When it comes to cupcakes, it’s simple to take the easy way out. Who hasn’t thought to themselves, “Why make cupcakes by hand when I can just pick up a pre-made batch at the super market?”
Interestingly enough, the most intimidating part of the process isn’t even making the cupcakes themselves — it’s icing them. With endless streams of perfectly-piped pastries on Instagram to judge our own handiwork by, it’s easy to become intimidated.
But what if we told you that learning how to pipe like a professional pastry chef is easier than you thought? That’s what Meghan McGarry, the owner of Buttercream Blondie who was trained at New York’s celebrated French Culinary Institute under the guidance of legendary Dean Jacques Torres, revealed to us when she stopped by Salon’s studio to spill her secrets for cupcake perfection.
Below are McGarry’s six tips to achieving piping greatness, every time. Be sure to watch along with Salon’s handy how-to video as the pastry chef walks you through each step.
It all starts with buttercream
McGarry prefers to pair American buttercream with cupcakes, but you can pipe like a pro with any buttercream that you love. McGarry has even shared one of her recipes with us below.
Consistency is key
Don’t over-mix your buttercream. Mixing your frosting too much will cause air bubbles to form. Aim for a smooth consistency that is easy to pipe.
Skip trying to make a DIY piping bag and pick up a case of the real things. To create the perfect swirl for a cupcake, fit your piping bag with either a large star tip. (McGarry prefers an Ateco No. 825 or 826.) Next, fill your bag halfway with buttercream. Never over- or under-load it with frosting.
Outside-in wins the race
When you’re finally ready to pipe buttercream on top of your cupcakes, begin from the outside of the pastry. Apply gentle pressure to your piping bag, and move in a circular motion toward the center of the cupcake. When you reach the middle, immediately release the pressure.
Add a statement piece
What’s a cupcake without sprinkles — especially rainbow sprinkles, which are McGarry’s go-to choice? Don’t wait until it’s too late to sprinkle your desired mix on top of your buttercream, otherwise you may be in for an unpleasant surprise. American buttercream sets very quickly, and you want the sprinkles to be stuck on the surface of the icing, so add that pop of color before it hardens.
Don’t forget to have fun
The number one issue McGarry witnesses in beginners is self-doubt. First and foremost, baking should be fun. Don’t compare yourself to anyone else, Instagram included. Let it go, and start piping.

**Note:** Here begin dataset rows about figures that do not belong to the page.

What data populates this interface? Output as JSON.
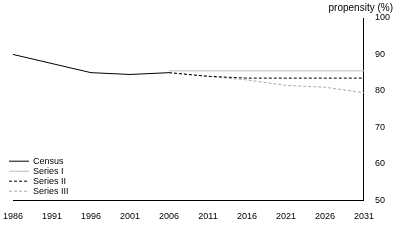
{
  "chart_data": {
    "type": "line",
    "ylabel": "propensity (%)",
    "x": [
      1986,
      1991,
      1996,
      2001,
      2006,
      2011,
      2016,
      2021,
      2026,
      2031
    ],
    "series": [
      {
        "name": "Census",
        "color": "#000000",
        "line_style": "solid",
        "values": [
          90,
          87.5,
          85,
          84.5,
          85,
          null,
          null,
          null,
          null,
          null
        ]
      },
      {
        "name": "Series I",
        "color": "#bbbbbb",
        "line_style": "solid",
        "values": [
          null,
          null,
          null,
          null,
          85.5,
          85.5,
          85.5,
          85.5,
          85.5,
          85.5
        ]
      },
      {
        "name": "Series II",
        "color": "#000000",
        "line_style": "dashed",
        "values": [
          null,
          null,
          null,
          null,
          85,
          84,
          83.5,
          83.5,
          83.5,
          83.5
        ]
      },
      {
        "name": "Series III",
        "color": "#aaaaaa",
        "line_style": "dashed",
        "values": [
          null,
          null,
          null,
          null,
          85,
          84,
          83,
          81.5,
          81,
          79.5
        ]
      }
    ],
    "xlim": [
      1986,
      2031
    ],
    "xticks": [
      1986,
      1991,
      1996,
      2001,
      2006,
      2011,
      2016,
      2021,
      2026,
      2031
    ],
    "ylim": [
      50,
      100
    ],
    "yticks": [
      50,
      60,
      70,
      80,
      90,
      100
    ],
    "grid": false,
    "legend": "bottom left"
  }
}
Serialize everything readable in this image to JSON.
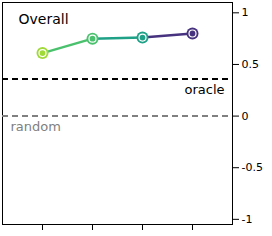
{
  "chart_data": {
    "type": "line",
    "title": "Overall",
    "categories": [
      null,
      null,
      null,
      null
    ],
    "values": [
      0.61,
      0.75,
      0.76,
      0.8
    ],
    "colors": [
      "#a0da39",
      "#4ac16d",
      "#1fa187",
      "#46327e"
    ],
    "marker": "circle",
    "ylim": [
      -1.05,
      1.1
    ],
    "yticks": [
      -1,
      -0.5,
      0,
      0.5,
      1
    ],
    "reference_lines": [
      {
        "value": 0.36,
        "label": "oracle",
        "color": "#000000",
        "line_style": "dashed"
      },
      {
        "value": 0,
        "label": "random",
        "color": "#808080",
        "line_style": "dashed"
      }
    ]
  }
}
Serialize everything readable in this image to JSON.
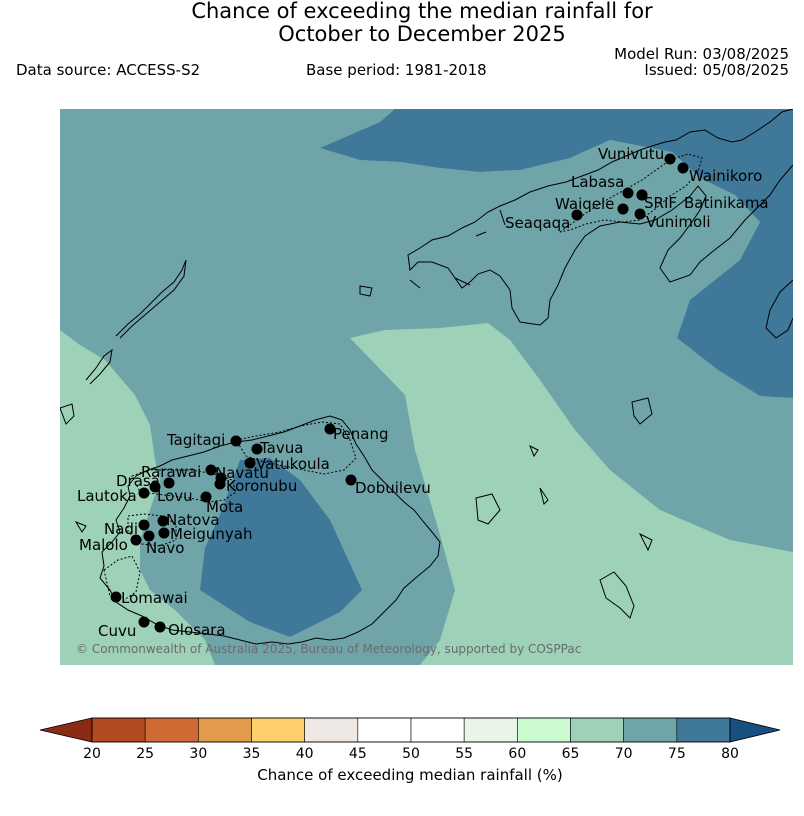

What are you waiting for? “Get practicing. Get a piping bag, it’s really going to be helpful. And don’t forget the sprinkles,” McGarry says.
- 7 ounces unsalted butter
- 8 ounces cream cheese
- 3 to 3 1/2 cups powdered sugar
- Pinch of salt
- 1.2 ounces freeze dried raspberries (Approximately 1 and 1/3 cups; I get them at Trader Joe’s.)
1. In the bowl of an electric mixer, cream butter and cream cheese on medium speed for about 5 minutes.
2. Start adding 3 cups of powdered sugar, 1/2 cup at a time so you don’t have a sugar shower, scraping down the bowl as needed.
3. Put freeze dried raspberries in a food processor and process until you have powder.